QDK/Chemistry: A Modular Toolkit for Quantum Chemistry Applications
Nathan A. Baker, Brian Bilodeau, Chi Chen, Yingrong Chen, Marco Eckhoff, Alexandra Efimovskaya, Piero Gasparotto, Puck van Gerwen, Rushi Gong, Kevin Hoang, Zahra Hooshmand, Andrew J. Jenkins, Conrad S. N. Johnston, Run R. Li, Jiashu Liang, Hongbin Liu, Alexis Mills, Maximilian Mörchen, George Nishibuchi, Chong Sun, Bill Ticehurst, Matthias Troyer, Jan P. Unsleber, Stefan Wernli, David B. Williams-Young, Boqin Zhang
TL;DR
QDK/Chemistry addresses the fragmentation of quantum chemistry workflows by providing a modular toolkit that decouples data from algorithms and supports plugin-based integration with external packages.
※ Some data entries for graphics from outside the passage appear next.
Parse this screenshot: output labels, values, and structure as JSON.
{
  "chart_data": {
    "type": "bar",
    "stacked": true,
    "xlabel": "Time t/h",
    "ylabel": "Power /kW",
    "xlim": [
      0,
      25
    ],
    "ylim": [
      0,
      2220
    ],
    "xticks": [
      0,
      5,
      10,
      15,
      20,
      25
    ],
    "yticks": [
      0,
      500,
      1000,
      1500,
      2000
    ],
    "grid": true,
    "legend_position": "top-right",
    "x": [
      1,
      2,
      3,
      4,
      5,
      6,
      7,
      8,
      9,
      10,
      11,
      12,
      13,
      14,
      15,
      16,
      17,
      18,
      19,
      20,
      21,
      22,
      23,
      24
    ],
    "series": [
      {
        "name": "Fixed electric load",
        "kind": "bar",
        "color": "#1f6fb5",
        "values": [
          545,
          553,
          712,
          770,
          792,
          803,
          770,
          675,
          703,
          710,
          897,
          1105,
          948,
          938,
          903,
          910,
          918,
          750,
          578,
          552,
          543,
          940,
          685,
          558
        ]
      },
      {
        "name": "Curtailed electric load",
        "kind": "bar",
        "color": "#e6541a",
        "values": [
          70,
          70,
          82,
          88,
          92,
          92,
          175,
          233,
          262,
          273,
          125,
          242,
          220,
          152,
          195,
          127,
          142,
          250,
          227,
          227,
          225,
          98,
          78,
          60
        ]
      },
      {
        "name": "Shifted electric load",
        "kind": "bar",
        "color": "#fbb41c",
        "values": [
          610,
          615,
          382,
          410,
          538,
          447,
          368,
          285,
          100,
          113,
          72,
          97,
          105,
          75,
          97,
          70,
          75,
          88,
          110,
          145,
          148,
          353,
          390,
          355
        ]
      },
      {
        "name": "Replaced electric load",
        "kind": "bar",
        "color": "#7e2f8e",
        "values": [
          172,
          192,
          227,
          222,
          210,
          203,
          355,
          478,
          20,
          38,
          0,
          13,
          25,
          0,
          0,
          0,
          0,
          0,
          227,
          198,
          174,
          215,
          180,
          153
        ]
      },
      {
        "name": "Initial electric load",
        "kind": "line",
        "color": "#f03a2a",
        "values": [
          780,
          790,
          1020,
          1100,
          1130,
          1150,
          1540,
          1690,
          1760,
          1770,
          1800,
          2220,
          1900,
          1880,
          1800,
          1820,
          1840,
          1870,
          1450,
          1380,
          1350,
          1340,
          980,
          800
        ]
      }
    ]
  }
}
Its factory-based interfaces and multi-language design enable researchers to swap methods and prototype across classical and quantum stages without rewriting pipelines. The framework offers native implementations and plugins for geometry handling, SCF, active-space selection, multi-configuration wavefunctions, qubit mappings, state preparation, and energy estimation, enabling end-to-end workflows from structure to quantum measurement. By fostering reproducible experiments and easy extension, QDK/Chemistry aims to accelerate practical quantum utility in electronic structure problems.
Abstract
We present QDK/Chemistry, a software toolkit for quantum chemistry workflows targeting quantum computers. The toolkit addresses a key challenge in the field: while quantum algorithms for chemistry have matured considerably, the infrastructure connecting classical electronic structure calculations to quantum circuit execution remains fragmented. QDK/Chemistry provides this infrastructure through a modular architecture that separates data representations from computational methods, enabling researchers to compose workflows from interchangeable components. In addition to providing native implementations of targeted algorithms in the quantum-classical pipeline, the toolkit builds upon and integrates with widely used open-source quantum chemistry packages and quantum computing frameworks through a plugin system, allowing users to combine methods from different sources without modifying workflow logic. This paper describes the design philosophy, current capabilities, and role of QDK/Chemistry as a foundation for reproducible quantum chemistry experiments.